With a charged 8.4 volt 3000 mAH battery, I proceeded to test out the gun. On an initial dry fire, I noticed the gun to have a very fast rate-of-fire. My chrono showed it to be around 15 rounds per second or 900 rounds per minute. This is quite good for an 8.4 volt battery.

I loaded a mag full of Airsoft Elite .20g bbs and proceeded to fire the gun. With no hop-up engaged, the gun chrono'd a mean of 269.9 FPS of 20 shots with the three highest and lowest numbers discounted. I thought this was a little low, so I engaged the hop-up, which is a little different from a Marui with alot wider range.

With the hop-up set to a mid-point area, the FPS jumped up to a mean of 317.8 FPS out of 20 shots with the three highest and lowest numbers discounted.

This variation in velocities leads me to think that the hop-up has a very wide range of adjustment to accomodate varying bb sizes. Using a good quality bb will offset this, but in cases where that isn't possible, the gun can accomodate you somehwat.

I didn't do any accuracy testing as this would require some outdoor time with the gun and that's not easy with a Canadian winter. Other reviews from Arnie's have shown this to be a reasonably accurate gun ,as far as airsoft guns can be anyway.

The gun has a good solid feel to it with no barrel wobble, creaks or rattles, save the rear sling loop as there is no sling on this gun yet. Mags don't rattle around, only the loose bbs in the mag.

Before I agreed to do this review, I told Randy at Double Edge that I wasn't going to do a free promotional review for his store or ICS products and I also told him I would tell the good along with the bad, whatever they may be. But you know, he was prompt with gun delivery kept me apprised via weekly pm's on the guns arrival and the gun was just a real treat to work on. I just can't really seem to find anything bad to say about either the gun or Double Edge.

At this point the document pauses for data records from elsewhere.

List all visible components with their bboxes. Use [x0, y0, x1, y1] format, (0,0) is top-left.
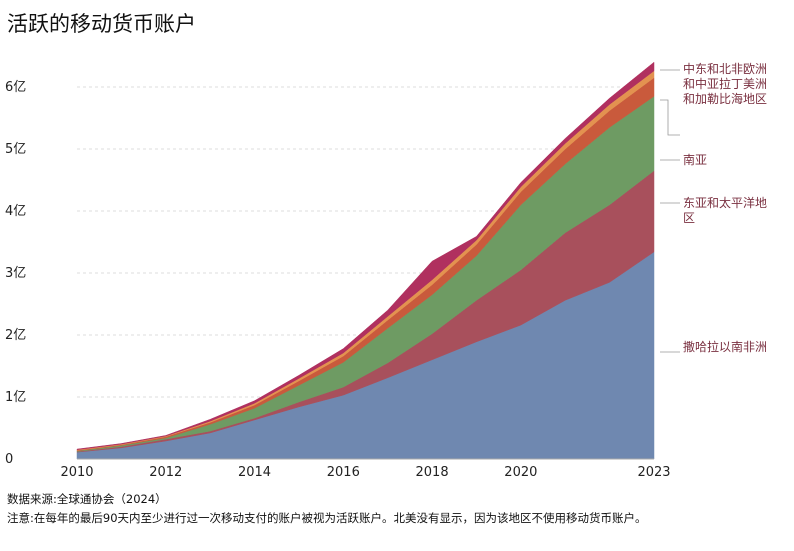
x-tick-label: 2016: [327, 465, 360, 480]
note: 注意:在每年的最后90天内至少进行过一次移动支付的账户被视为活跃账户。北美没有显…: [7, 511, 647, 525]
x-tick-label: 2010: [60, 465, 93, 480]
x-tick-label: 2014: [238, 465, 271, 480]
x-tick-label: 2018: [416, 465, 449, 480]
y-tick-label: 3亿: [5, 266, 26, 281]
chart-title: 活跃的移动货币账户: [7, 12, 196, 36]
source: 数据来源:全球通协会（2024）: [7, 492, 167, 506]
x-tick-label: 2023: [637, 465, 670, 480]
y-tick-label: 4亿: [5, 204, 26, 219]
y-tick-label: 0: [5, 452, 13, 467]
legend-label: 撒哈拉以南非洲: [683, 340, 768, 354]
legend-label: 东亚和太平洋地区: [683, 196, 768, 225]
legend-group: 中东和北非欧洲和中亚拉丁美洲和加勒比海地区: [683, 62, 768, 107]
area: [76, 61, 655, 450]
x-tick-label: 2012: [149, 465, 182, 480]
legend-label: 欧洲和中亚: [683, 62, 768, 91]
y-tick-label: 1亿: [5, 390, 26, 405]
y-tick-label: 6亿: [5, 80, 26, 95]
legend-label: 拉丁美洲和加勒比海地区: [683, 77, 768, 106]
legend-label: 中东和北非: [683, 62, 744, 76]
x-tick-label: 2020: [504, 465, 537, 480]
y-tick-label: 2亿: [5, 328, 26, 343]
legend-label: 南亚: [683, 153, 708, 167]
y-tick-label: 5亿: [5, 142, 26, 157]
leader-line: [660, 99, 680, 136]
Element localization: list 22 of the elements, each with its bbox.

Overall I rate the gun a 9.5 out of 10 for construction, fit and finish and esthetics. I'll update you all as I field the gun in another week or so.

And Randy at Double Edge was a great guy for getting me a review gun.

I got the chance to use the ICS AK this past weekend at the Ferry in Mission, B.C. I only used it for one game and I didn't fire alot of rounds out of the gun, but all shots were in semi-auto only and I got the chance to set the hop-up and check for subjective things like accuracy.

I can tell you for certain that this AK is NOT a CQB weapon. It's length being nearly the same as my M16, it's really no surprise. I did get to use it in a CQB setting with some longer distance shots. I double tapped some poor fellow in the head (sorry 'bout that) with virtually no time to react to his presence as he came around a corner and the gun fired very quickly. I plinked at some fellow on the dark upper car deck at about 150 feet and was forcing him to move around alot, so I was getting damn close.

I was not forced to cycle between full and semi to keep semi working, which is a common problem for ver. III guns. Both my stock Marui MP5K and G36c suffered from this problem.

My other teammates were impressed enough by my use of it this weekend to decide to add it to their arsenals as well.